Surigao exec: Break ‘cult’ village, end child abuse
The local government of Socorro town in Surigao del Norte has asked the national government to help it disband the community of the Socorro Bayanihan Services, Inc. (SBSI) in Sitio Kapihan, which has come under the control of a group led by Jey Rence Quilario, whom his followers regard as “Senior Aguila.”
“The only way to put an end (to) the cycle of lies and mind manipulation … and reverse the tide is to disintegrate the Kapihan community,” Edelito Sangco, who chairs the local government’s Task Force Kapihan (TFK), told the Senate committee on public order and dangerous drugs that concluded its investigation into the cult-like activities of SBSI on Tuesday.
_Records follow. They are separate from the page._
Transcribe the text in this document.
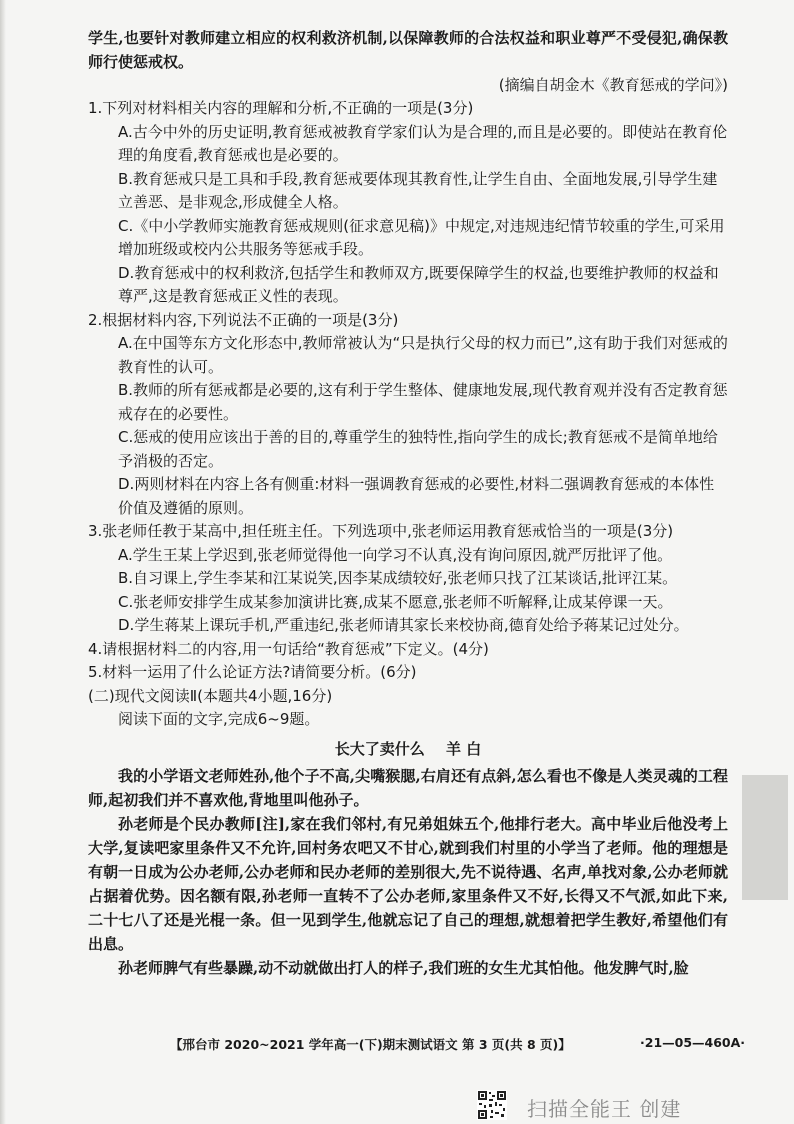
学生,也要针对教师建立相应的权利救济机制,以保障教师的合法权益和职业尊严不受侵犯,确保教师行使惩戒权。

(摘编自胡金木《教育惩戒的学问》)

1.下列对材料相关内容的理解和分析,不正确的一项是(3分)

A.古今中外的历史证明,教育惩戒被教育学家们认为是合理的,而且是必要的。即使站在教育伦理的角度看,教育惩戒也是必要的。

B.教育惩戒只是工具和手段,教育惩戒要体现其教育性,让学生自由、全面地发展,引导学生建立善恶、是非观念,形成健全人格。

C.《中小学教师实施教育惩戒规则(征求意见稿)》中规定,对违规违纪情节较重的学生,可采用增加班级或校内公共服务等惩戒手段。

D.教育惩戒中的权利救济,包括学生和教师双方,既要保障学生的权益,也要维护教师的权益和尊严,这是教育惩戒正义性的表现。

2.根据材料内容,下列说法不正确的一项是(3分)

A.在中国等东方文化形态中,教师常被认为“只是执行父母的权力而已”,这有助于我们对惩戒的教育性的认可。

B.教师的所有惩戒都是必要的,这有利于学生整体、健康地发展,现代教育观并没有否定教育惩戒存在的必要性。

C.惩戒的使用应该出于善的目的,尊重学生的独特性,指向学生的成长;教育惩戒不是简单地给予消极的否定。

D.两则材料在内容上各有侧重:材料一强调教育惩戒的必要性,材料二强调教育惩戒的本体性价值及遵循的原则。

3.张老师任教于某高中,担任班主任。下列选项中,张老师运用教育惩戒恰当的一项是(3分)

A.学生王某上学迟到,张老师觉得他一向学习不认真,没有询问原因,就严厉批评了他。

B.自习课上,学生李某和江某说笑,因李某成绩较好,张老师只找了江某谈话,批评江某。

C.张老师安排学生成某参加演讲比赛,成某不愿意,张老师不听解释,让成某停课一天。

D.学生蒋某上课玩手机,严重违纪,张老师请其家长来校协商,德育处给予蒋某记过处分。

4.请根据材料二的内容,用一句话给“教育惩戒”下定义。(4分)

5.材料一运用了什么论证方法?请简要分析。(6分)

(二)现代文阅读Ⅱ(本题共4小题,16分)

阅读下面的文字,完成6~9题。

长大了卖什么 羊 白

我的小学语文老师姓孙,他个子不高,尖嘴猴腮,右肩还有点斜,怎么看也不像是人类灵魂的工程师,起初我们并不喜欢他,背地里叫他孙子。

孙老师是个民办教师[注],家在我们邻村,有兄弟姐妹五个,他排行老大。高中毕业后他没考上大学,复读吧家里条件又不允许,回村务农吧又不甘心,就到我们村里的小学当了老师。他的理想是有朝一日成为公办老师,公办老师和民办老师的差别很大,先不说待遇、名声,单找对象,公办老师就占据着优势。因名额有限,孙老师一直转不了公办老师,家里条件又不好,长得又不气派,如此下来,二十七八了还是光棍一条。但一见到学生,他就忘记了自己的理想,就想着把学生教好,希望他们有出息。

孙老师脾气有些暴躁,动不动就做出打人的样子,我们班的女生尤其怕他。他发脾气时,脸

【邢台市 2020~2021 学年高一(下)期末测试语文 第 3 页(共 8 页)】	·21—05—460A·
扫描全能王 创建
After disbanding the Kapihan community in Socorro’s Barangay Sering, its residents will have to be reintegrated into their original communities prior to their migration there, Sangco said.
Mainly, this will require the revocation by the Department of Environment and Natural Resources of its protected area community-based resource management agreement (Pacbarma) with SBSI.
Sangco said the current residents in Kapihan were originally from the villages of Salog, Honrado, Del Pilar, Songkoy, Rizal, Navarro, Taruc, Sudlon and Nueva Estrella.
The migration into Kapihan was driven by the 5.9-magnitude earthquake on Feb. 8, 2019, that stoke fears of a tsunami and an “end of the world” scenario, sending hundreds of families relocating to the elevated community.
To date, more than 1,000 families, or about 5,000 people, are staying there.
Indoctrination
The TFK has documented that the SBSI has established a “divine government” in Kapihan it named the “Nueva Jerusalem Esperanza Ministry Government” with Quilario as “Supreme Divine Minister” and Romero Ajoc as “Supreme Prime Minister.”
Based on testimonies of resource persons who spoke before the Senate hearing, SBSI seemingly leveraged its being the holder of a Pacbarma to impose its will on the people in Kapihan.
Its activities came under the national spotlight after Sen. Risa Hontiveros exposed these in a privilege speech in September.
But amid the public scrutiny of activities in Kapihan, Sangco said SBSI continued its indoctrination among the children in the community, such as repeating their assertion of the uselessness of acquiring education as it does not guarantee one’s entry into heaven, said Sangco.
“Hence, no amount of stop-gap formal schooling implemented by any agency, if one inside Sitio Kapihan, can reverse that doctrine which had been imbibed into the children’s psyche for the past four years already,” Sangco explained.
Among the biggest challenges of the reintegration program, according to Sangco, is providing the families with shelter. A survey done by TFK among 407 families showed that only 60 of them had houses that they can return to, while the rest had sold their homes when they decided to resettle to Kapihan.
The local government’s reintegration program would require some P168 million, including some P85 million for livelihood support and P14 million initial economic support for 1,400 families through outright cash assistance.
Swift prosecution
In Manila, independent opposition lawmaker and Albay Rep. Edcel Lagman called on authorities to swiftly prosecute Quilario and 12 other SBSI leaders and members, who were arrested on Tuesday through a warrant issued by Regional Trial Court Branch 31 in Dapa, Surigao del Norte.
Lagman pointed out that the SBSI leaders and members should be “swiftly prosecuted” under Republic Act No. 11596 or the Anti-Child Marriage Law, which was enacted two years ago.
The law declared the facilitation of child marriage, solemnization of child marriage and cohabitation of an adult with a child outside wedlock as illegal.
“Child marriage is a patent violation of girls and an affront to their basic human rights,” said Lagman, the principal author of the law.
He said child marriage is “a practice that not only infringes on children’s fundamental rights but also poses significant perils to their overall well-being and development.”
The 13 suspects were indicted for trafficking in persons, facilitation of child marriage, solemnization of child marriage and child abuse.
However, the warrant issued by Acting Presiding Judge Ambrosio Moleta covered only the qualified trafficking in persons case.